Goldman continues to implement the expense reduction initiatives, which began in the second quarter of 2011. The company launched an internal initiative to identify those areas where it can operate more efficiently. The company has largely implemented its targeted annual run rate compensation and non-compensation reduction of approximately $1.4 billion and continues to identify savings opportunities through declines in total staff and planned expenditures.
The company aims to maintain a strong capital position in order to instill the confidence of clients, the investors, bank regulators and stockholders. Sturdy capital ratios depict Goldman’s financial strength. As of March 31, 2012, the company exhibited solid risk-based capital ratios. Moreover, in mid-April, the company announced a 31% increase in its quarterly dividend. This reflects the company’s commitment to return value to the shareholders with its strong cash generating capabilities.

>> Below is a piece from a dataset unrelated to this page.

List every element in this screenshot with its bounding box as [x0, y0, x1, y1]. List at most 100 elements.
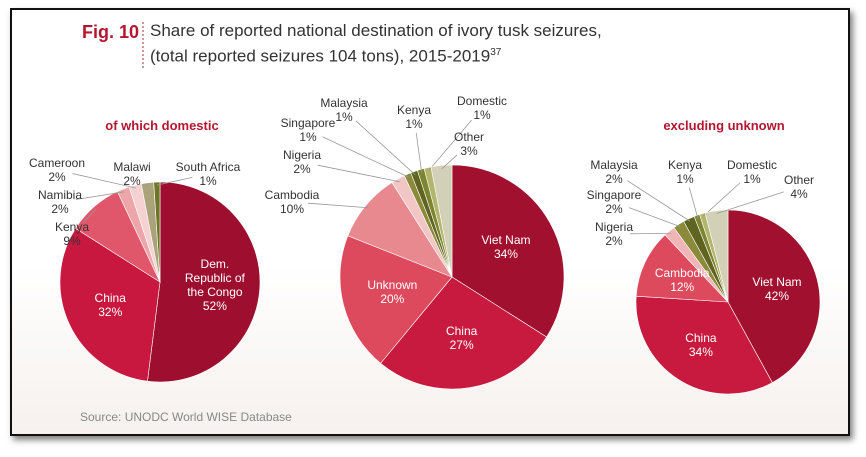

On the flip side, recently, the Federal Reserve came up with a set of new stringent rules for the largest U.S. banking institutions. This step was taken to stabilize the U.S. financial system. The Fed governors proposed capital reserves of 7% of the risk-weighted assets of the banks. Wall Street biggies to be affected by such rules include JPMorgan Chase & Co. (JPM), Goldman, Bank of America Corporation (BAC) and Citigroup Inc. (C).
Most of the U.S. bank officials are opposing these new rules. According to them, such strict rules will slow down the economic recovery as holding extra cash will limit the availability of credit in the market and would affect the overall business growth.
We anticipate Goldman to benefit from its well-managed global franchise and strong capital base. However, regulatory issues coupled with the fundamental pressures on the banking sector are expected to dent the financials of the company in the upcoming quarters.
We believe that the risk-reward profile of Goldman is currently balanced and hence, we have reiterated our Neutral recommendation on its shares. Goldman currently retains its Zacks #3 Rank, which translates into a short-term ‘Hold’ rating.